The clinical hallmark of haemophilia is its spontaneous bleeding tendency, affecting primarily the large synovial joints, especially the ankles, knees and elbows. Nearly, all untreated patients with severe haemophilia and half of the patients with moderate disease experience haemarthroses. Consequences of these joint bleeds are the development of chronic synovitis and haemophilic arthropathy. In this paper we will discuss the current knowledge on the pathophysiology of synovitis, the clinical course, and treatment options with specific emphasis on non‐surgical synovectomy (ie chemical and radioactive synovectomy) and surgical options.

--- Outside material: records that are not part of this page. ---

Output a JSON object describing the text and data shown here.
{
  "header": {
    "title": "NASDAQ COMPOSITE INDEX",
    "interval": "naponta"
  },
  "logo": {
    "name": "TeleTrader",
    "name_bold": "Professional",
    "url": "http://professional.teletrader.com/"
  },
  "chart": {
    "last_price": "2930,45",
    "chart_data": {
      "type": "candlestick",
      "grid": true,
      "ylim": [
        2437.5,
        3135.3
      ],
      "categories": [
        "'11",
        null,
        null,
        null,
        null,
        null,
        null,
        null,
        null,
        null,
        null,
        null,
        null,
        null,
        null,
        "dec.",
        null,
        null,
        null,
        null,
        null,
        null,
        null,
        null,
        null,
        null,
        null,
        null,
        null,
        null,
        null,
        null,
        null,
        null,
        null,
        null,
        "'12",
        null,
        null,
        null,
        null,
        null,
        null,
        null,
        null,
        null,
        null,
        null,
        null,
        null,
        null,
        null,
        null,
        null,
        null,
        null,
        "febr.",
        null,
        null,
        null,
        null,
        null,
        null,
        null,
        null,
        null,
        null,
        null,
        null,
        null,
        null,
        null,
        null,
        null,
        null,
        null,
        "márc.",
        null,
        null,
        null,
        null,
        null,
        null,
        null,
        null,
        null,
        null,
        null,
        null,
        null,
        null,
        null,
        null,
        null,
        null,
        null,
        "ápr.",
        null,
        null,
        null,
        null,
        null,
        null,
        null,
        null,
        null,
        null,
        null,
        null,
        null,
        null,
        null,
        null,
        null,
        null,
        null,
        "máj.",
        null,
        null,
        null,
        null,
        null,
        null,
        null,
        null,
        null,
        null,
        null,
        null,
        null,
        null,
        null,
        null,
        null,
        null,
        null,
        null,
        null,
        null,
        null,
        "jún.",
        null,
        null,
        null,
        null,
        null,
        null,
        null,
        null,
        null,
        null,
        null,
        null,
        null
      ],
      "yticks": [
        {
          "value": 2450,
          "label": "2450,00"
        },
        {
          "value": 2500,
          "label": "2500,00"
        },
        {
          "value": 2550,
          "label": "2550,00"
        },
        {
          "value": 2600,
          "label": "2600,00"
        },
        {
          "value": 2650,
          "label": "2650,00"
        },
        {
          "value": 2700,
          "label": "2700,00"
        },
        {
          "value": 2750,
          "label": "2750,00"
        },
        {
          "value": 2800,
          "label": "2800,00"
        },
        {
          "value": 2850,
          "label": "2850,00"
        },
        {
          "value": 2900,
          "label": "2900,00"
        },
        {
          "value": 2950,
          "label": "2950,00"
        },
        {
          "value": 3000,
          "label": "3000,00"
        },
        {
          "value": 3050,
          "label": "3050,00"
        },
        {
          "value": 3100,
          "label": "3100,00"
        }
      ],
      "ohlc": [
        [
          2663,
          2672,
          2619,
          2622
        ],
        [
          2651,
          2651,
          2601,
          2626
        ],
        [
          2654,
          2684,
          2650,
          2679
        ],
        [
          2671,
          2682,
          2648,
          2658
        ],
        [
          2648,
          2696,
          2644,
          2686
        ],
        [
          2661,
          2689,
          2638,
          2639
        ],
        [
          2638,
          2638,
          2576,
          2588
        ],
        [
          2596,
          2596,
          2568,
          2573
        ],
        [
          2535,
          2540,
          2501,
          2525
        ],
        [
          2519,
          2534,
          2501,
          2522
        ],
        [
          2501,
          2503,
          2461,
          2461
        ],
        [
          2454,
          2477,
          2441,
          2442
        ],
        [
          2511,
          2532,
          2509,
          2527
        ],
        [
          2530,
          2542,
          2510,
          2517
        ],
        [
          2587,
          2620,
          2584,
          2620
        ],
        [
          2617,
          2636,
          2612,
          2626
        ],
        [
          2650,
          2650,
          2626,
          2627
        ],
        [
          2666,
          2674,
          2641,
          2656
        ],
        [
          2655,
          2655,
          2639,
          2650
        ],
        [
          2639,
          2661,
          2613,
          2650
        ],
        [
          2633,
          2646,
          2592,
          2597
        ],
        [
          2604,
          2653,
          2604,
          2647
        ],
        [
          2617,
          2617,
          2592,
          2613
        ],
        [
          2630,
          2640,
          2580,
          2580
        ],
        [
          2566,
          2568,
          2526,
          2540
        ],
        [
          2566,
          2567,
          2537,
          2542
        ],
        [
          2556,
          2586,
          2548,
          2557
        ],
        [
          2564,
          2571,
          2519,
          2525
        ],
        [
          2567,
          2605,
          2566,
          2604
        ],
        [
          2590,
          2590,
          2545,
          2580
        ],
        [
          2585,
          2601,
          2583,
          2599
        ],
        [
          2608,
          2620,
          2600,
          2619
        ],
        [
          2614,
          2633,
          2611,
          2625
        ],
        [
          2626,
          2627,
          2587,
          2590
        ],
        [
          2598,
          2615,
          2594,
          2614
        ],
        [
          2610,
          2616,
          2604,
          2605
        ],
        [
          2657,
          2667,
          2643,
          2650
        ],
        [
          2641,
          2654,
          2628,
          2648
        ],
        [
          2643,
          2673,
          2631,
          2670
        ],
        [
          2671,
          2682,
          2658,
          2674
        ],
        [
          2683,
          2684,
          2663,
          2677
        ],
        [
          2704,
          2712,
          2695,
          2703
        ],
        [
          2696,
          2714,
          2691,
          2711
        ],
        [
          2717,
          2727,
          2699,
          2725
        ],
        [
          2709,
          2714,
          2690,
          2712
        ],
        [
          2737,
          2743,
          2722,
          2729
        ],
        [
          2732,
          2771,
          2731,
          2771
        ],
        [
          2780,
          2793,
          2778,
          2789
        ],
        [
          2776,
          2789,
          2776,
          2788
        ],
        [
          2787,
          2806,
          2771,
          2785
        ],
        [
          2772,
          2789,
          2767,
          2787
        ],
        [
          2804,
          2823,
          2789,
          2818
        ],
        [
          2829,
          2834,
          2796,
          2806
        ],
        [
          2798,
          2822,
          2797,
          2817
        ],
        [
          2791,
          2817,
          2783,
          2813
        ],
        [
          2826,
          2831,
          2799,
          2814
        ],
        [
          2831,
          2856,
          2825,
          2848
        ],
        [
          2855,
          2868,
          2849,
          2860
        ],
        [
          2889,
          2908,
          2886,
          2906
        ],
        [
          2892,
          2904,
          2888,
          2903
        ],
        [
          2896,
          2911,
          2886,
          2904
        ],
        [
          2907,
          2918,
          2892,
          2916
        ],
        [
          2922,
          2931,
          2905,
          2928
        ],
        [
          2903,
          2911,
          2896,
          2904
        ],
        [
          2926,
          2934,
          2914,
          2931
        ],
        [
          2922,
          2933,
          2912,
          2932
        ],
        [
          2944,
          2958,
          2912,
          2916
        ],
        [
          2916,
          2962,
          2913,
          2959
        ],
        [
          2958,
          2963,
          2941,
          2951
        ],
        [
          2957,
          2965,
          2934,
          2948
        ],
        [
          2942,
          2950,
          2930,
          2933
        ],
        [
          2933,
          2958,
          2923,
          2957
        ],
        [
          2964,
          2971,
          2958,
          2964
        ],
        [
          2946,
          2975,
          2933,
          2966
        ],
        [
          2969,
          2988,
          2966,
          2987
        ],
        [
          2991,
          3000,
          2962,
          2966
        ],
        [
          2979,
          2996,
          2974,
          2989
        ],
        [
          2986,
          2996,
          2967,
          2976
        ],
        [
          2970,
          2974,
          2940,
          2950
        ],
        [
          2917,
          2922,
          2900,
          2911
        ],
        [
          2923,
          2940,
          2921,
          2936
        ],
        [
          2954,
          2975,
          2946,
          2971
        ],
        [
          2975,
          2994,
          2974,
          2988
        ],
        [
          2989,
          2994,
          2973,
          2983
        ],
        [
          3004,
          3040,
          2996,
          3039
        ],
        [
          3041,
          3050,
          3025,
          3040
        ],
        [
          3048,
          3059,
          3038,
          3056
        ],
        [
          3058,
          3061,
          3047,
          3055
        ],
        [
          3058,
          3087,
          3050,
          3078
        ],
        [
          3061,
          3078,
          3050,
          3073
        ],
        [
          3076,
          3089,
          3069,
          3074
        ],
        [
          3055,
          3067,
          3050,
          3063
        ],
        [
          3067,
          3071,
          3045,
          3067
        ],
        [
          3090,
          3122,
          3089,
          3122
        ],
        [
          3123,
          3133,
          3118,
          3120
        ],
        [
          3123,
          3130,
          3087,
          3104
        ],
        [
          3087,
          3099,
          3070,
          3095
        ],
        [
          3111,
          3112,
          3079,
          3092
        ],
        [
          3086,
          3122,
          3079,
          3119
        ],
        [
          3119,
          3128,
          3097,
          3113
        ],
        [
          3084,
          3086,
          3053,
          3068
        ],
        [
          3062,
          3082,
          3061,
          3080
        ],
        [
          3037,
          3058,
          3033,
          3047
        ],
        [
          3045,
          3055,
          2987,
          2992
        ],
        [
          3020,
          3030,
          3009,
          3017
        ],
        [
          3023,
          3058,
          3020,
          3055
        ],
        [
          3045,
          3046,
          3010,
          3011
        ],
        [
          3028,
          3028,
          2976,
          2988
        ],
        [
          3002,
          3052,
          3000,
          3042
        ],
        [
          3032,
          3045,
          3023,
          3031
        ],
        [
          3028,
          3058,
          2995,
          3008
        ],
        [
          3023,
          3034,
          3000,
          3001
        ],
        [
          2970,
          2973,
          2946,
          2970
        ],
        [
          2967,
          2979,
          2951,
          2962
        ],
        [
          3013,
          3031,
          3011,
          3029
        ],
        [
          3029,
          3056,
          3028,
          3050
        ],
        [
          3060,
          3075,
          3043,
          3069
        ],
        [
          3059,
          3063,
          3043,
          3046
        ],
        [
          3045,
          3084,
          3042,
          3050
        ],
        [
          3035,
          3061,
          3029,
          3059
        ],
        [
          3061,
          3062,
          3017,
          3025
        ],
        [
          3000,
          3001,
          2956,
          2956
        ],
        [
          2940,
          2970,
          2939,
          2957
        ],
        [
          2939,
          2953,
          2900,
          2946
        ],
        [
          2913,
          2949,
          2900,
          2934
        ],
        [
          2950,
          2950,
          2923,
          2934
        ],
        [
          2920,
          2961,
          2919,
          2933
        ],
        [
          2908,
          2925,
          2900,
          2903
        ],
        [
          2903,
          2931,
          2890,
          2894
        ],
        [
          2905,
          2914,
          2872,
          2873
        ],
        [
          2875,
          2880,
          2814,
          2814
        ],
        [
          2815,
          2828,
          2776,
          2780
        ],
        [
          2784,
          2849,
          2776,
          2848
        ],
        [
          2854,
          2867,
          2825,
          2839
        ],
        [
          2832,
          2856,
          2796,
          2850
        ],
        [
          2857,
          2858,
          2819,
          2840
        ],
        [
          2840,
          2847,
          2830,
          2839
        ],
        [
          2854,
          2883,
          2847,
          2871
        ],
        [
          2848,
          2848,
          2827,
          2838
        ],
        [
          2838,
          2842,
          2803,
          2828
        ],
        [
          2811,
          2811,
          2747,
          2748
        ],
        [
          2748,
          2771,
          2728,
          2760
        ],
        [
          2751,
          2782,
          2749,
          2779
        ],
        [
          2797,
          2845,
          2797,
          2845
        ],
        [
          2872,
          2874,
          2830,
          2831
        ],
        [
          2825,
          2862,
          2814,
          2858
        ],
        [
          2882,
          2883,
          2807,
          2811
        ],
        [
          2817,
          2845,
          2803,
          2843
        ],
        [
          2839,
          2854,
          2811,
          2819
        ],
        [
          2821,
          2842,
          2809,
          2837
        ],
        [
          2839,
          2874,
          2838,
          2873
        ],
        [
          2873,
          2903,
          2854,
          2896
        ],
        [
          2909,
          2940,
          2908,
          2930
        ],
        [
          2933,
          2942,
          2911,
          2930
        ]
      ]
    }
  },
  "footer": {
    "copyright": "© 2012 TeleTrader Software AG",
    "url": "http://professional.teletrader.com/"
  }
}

PATHOGENESIS OF HAEMOPHILIC SYNOVITIS

Synovial joints are characterized by a joint cavity formed by the two bony ends covered with cartilage, connected via ligaments and a surrounding joint capsule. Synovial tissue lines the inner surface of the joint capsule. It consists of a thin lining (intima) composed of three cell layers, and a sublining (subintima) with fatty and fibrous parts containing blood and lymphatic vessels. Synovial tissue is responsible for the production of synovial fluid, nutrition of cartilage and lubrication of the joint, and removal of debris from the joint space. For this purpose, synovial tissue is highly vascularized and in haemophilia even minimal forces can lead to haemarthroses. The blood vessels and capillaries are located in the sublining, with the highest density of capillaries found just below the lining. The lining consists of macrophages and fibroblasts. These macrophages, which can also be found in the sublining, provide a scavenger function removing blood and other deleterious substances from the joint space. Erythrophagocytosis can be observed as early as four hours after a bleed and is a sign of removing blood remnants from the joint cavity. Complete resolution of blood in the joint, assessed by ultrasonography, may however take up to 20 days (SD 9.4).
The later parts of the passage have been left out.